抄録
Various gaze estimation methods have been proposed, but they have not been evaluated well in random
environment, and their estimation accuracy are not sufficient. We developed a gaze estimation method using
convolutional neural network based on left and right eye images. In addition, we evaluated the present method with a cross-dataset evaluation using MPIIGaze and performed cross-validation using a dataset of eye images obtained in unrestricted daily settings. The results of this study are summarized as followings. First, we created a learning machine model that estimates the gaze direction of each of the left and right eyes from both eyes images, using a convolutional neural network. The accuracy was 10.3°, which was equal to or greater than the previous excellent gaze estimation method. Second, we compared the model with the input of both eyes and the model with the input of one eye.

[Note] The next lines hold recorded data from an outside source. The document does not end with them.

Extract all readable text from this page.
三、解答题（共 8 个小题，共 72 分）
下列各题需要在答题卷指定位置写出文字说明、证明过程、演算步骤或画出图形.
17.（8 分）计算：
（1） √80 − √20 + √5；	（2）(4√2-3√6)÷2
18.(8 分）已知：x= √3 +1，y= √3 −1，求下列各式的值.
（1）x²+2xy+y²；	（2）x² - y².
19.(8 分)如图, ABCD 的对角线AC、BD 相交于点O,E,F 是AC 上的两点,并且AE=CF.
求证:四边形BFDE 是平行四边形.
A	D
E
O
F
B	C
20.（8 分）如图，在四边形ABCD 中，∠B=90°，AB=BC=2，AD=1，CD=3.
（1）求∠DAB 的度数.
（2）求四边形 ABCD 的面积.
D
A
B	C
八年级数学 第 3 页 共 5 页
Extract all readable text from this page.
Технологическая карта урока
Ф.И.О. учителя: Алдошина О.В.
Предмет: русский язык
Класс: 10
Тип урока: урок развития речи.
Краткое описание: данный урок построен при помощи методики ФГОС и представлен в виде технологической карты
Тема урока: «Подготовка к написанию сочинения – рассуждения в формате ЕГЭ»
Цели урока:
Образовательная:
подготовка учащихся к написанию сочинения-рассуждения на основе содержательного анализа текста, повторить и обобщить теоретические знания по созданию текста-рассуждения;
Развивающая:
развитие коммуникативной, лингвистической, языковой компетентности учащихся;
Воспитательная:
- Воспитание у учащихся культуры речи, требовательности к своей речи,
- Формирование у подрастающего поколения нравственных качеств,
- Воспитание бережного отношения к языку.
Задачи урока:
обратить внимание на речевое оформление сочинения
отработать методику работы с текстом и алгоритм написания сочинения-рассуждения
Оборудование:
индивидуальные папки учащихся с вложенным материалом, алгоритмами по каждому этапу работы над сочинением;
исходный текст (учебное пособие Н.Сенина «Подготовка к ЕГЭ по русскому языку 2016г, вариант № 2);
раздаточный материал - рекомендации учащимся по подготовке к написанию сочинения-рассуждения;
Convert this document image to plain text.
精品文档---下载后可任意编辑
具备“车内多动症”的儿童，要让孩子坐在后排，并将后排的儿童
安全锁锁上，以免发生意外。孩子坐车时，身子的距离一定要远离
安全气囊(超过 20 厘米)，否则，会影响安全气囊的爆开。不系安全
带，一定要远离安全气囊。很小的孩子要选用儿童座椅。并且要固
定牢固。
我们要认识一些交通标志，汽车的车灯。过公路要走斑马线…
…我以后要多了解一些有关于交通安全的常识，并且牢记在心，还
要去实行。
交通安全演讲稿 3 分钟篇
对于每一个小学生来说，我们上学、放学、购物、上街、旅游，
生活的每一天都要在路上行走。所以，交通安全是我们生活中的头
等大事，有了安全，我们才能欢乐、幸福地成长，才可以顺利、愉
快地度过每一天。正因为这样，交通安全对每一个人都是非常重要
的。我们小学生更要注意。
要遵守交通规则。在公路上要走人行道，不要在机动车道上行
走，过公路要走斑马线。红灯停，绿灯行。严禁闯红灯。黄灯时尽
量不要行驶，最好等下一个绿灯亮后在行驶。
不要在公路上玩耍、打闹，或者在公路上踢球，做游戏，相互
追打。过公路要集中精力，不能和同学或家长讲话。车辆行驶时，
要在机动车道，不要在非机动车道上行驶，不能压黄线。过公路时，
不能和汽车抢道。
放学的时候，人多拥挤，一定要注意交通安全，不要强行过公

As a result, it was found that the accuracy of the model using both eyes images was 54.2% better than the accuracy of the model using one eye image. Furthermore, it was found that the accuracy especially in the horizontal direction was improved. Finally, in the cross-dataset evaluation, the accuracy in the vertical direction is better than the horizontal direction, which is different from the result that the horizontal direction is generally better than the vertical direction. On the other hand, the within-dataset evaluation showed the opposite result. It is indicated that the vertical estimation in the proposed method is more flexible to environmental variations than the horizontal estimation.